Too much water in-take can harm your body

The main idea I want to share with my readers is to avoid mindless drinking of water without considering other lifestyle factors such as diet, exercise habits and climate.

The main idea I want to share with my readers is to avoid mindless drinking of water without considering other lifestyle factors such as diet, exercise habits and climate. 

A few days back I was in the city centre and someone asked me whether drinking water provides health safety. My answer was ‘yes’ but the mind of a businessman was seemingly far from my attention.

It is important to understand that once you disregard key indicators for water requirements in the body such as the sense of thirst or strive to ingest several glasses of water a day just because you have been told that doing so is good for your health, you can put unnecessary strain on your body system.

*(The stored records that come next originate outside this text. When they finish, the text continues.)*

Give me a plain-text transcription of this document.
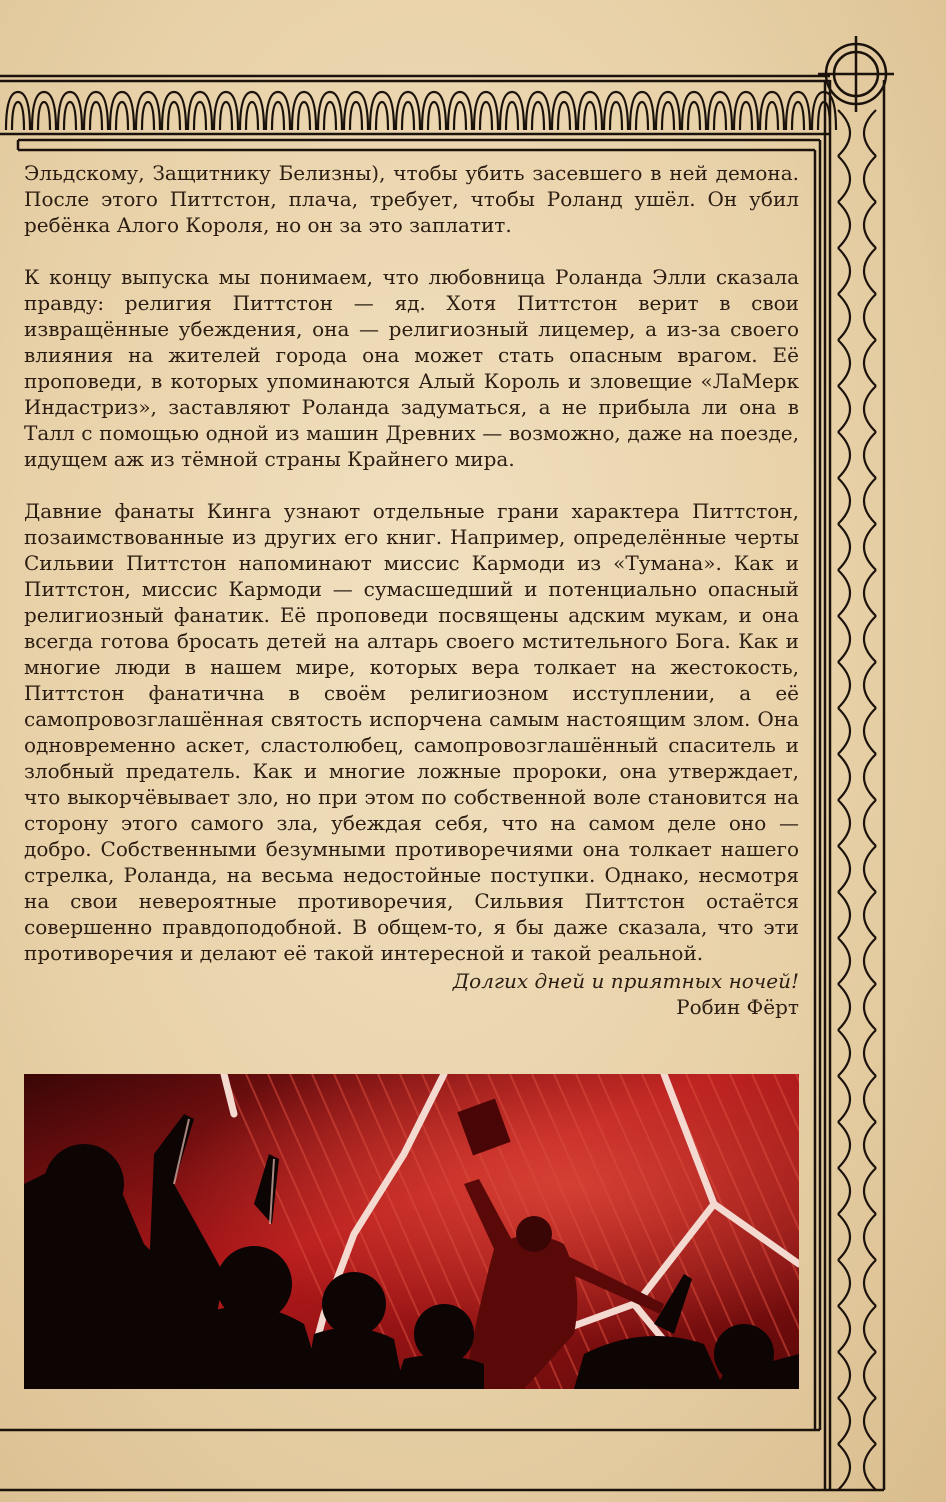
Эльдскому, Защитнику Белизны), чтобы убить засевшего в ней демона. После этого Питтстон, плача, требует, чтобы Роланд ушёл. Он убил ребёнка Алого Короля, но он за это заплатит.

К концу выпуска мы понимаем, что любовница Роланда Элли сказала правду: религия Питтстон — яд. Хотя Питтстон верит в свои извращённые убеждения, она — религиозный лицемер, а из-за своего влияния на жителей города она может стать опасным врагом. Её проповеди, в которых упоминаются Алый Король и зловещие «ЛаМерк Индастриз», заставляют Роланда задуматься, а не прибыла ли она в Талл с помощью одной из машин Древних — возможно, даже на поезде, идущем аж из тёмной страны Крайнего мира.

Давние фанаты Кинга узнают отдельные грани характера Питтстон, позаимствованные из других его книг. Например, определённые черты Сильвии Питтстон напоминают миссис Кармоди из «Тумана». Как и Питтстон, миссис Кармоди — сумасшедший и потенциально опасный религиозный фанатик. Её проповеди посвящены адским мукам, и она всегда готова бросать детей на алтарь своего мстительного Бога. Как и многие люди в нашем мире, которых вера толкает на жестокость, Питтстон фанатична в своём религиозном исступлении, а её самопровозглашённая святость испорчена самым настоящим злом. Она одновременно аскет, сластолюбец, самопровозглашённый спаситель и злобный предатель. Как и многие ложные пророки, она утверждает, что выкорчёвывает зло, но при этом по собственной воле становится на сторону этого самого зла, убеждая себя, что на самом деле оно — добро. Собственными безумными противоречиями она толкает нашего стрелка, Роланда, на весьма недостойные поступки. Однако, несмотря на свои невероятные противоречия, Сильвия Питтстон остаётся совершенно правдоподобной. В общем-то, я бы даже сказала, что эти противоречия и делают её такой интересной и такой реальной.

Долгих дней и приятных ночей!
Робин Фёрт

Sometimes you might find yourself in need of water but people can get water from various food substances that are rich in water.

Water is a neutral fluid and used as an intermediate in all biochemical processes that constitute our body. Our bodies require certain levels for proper function of our body parts.

Not all body parts require the same amount of water and the requirement varies with the function of a particular body component.

When one part of the body receives inadequate water requirements, there are regulatory processes in the body that draw water or absorb water from areas that possess adequate fluid concentrations.

To become dehydrated, your overall water content in the body is usually low. Before you suffer from dehydration, the body regulatory mechanisms will always alert you. This is the reason for the occurrence of thirst.

Thirst is an important indicator of water requirements in the body. People have different levels of thirst based on their lifestyles.

For example if you eat foods such as vegetables, fruits, cooked legumes and whole grains that are naturally rich in water, you may not need to drink much water at all.

People who do not use much salt or do not take salt contents regularly usually lose the urge to drink water. On the contrary, if you do not eat a lot of plant foods or you add substantial salt and spices to your meals, you may need to drink several glasses of water every day.

Regardless of the diet, if you sweat on a regular basis because of exercise or a warm climate, you will need to supply your body with more water than someone who does not sweat regularly.

It is therefore very important to follow the sense of your thirst to monitor your body water requirements. Some people believe that thirst is not a reliable indicator of how much water you need, since many people suffer with symptoms related to dehydration and do not feel the need to drink water on a regular basis.

There are other indicators of dehydration as well. For example some people suggest observing the colour of your urine can be a good indicator of dehydration.

The idea is that clear urine indicates that you are well hydrated, while yellow urine indicates that you need more water in your body system. However, you should always be cautious with this idea because some food additives that are heavily pigmented can add substantial colour to your urine.


Usually kidneys work overtime to filter excess water out of the circulatory system. One of the important understanding here is that the kidneys are not the equivalent of a pair of plumbing pipes whereby the more water you flush through your kidneys, the cleaner they become; rather, the filtration system that exists in your kidneys is composed in part by a series of specialized capillary beds called glomeruli. The glomeruli can get damaged by unnecessary wear and tear over time, and drowning your system with large amounts of water is one of many potential causes of this kind damage.

In addition, water overload puts unnecessary burden on the heart and blood vessels. The blood volume exists within a closed system — the circulatory system. Fluid overload can therefore result from ingesting more water than you need.

Young people and especially kids tend to make jokes for drinking competition. If you drink or force large amounts of water into your system over a short period of time, the kidneys will struggle to eliminate enough water from the body system to keep the overall amount at a required level.

When the circulatory system becomes diluted with excess water, the concentration of electrolytes in the blood will drop relative to the concentration of electrolytes in your cells. In an effort to maintain an equal balance of electrolytes between your blood and your cells, water will seep into your cells from your blood to cause edema of the cells or your cells will swell.

If this swelling occurs in the brain cells, you experience an increased intracranial pressure. Depending on how much water your drink in a short period of time, you can experience a wide variety of symptoms that range from mild headache to impaired breathing. As occurred in the tragic water-drinking contest, it’s possible to die if you drink a lot of water in a short period of time.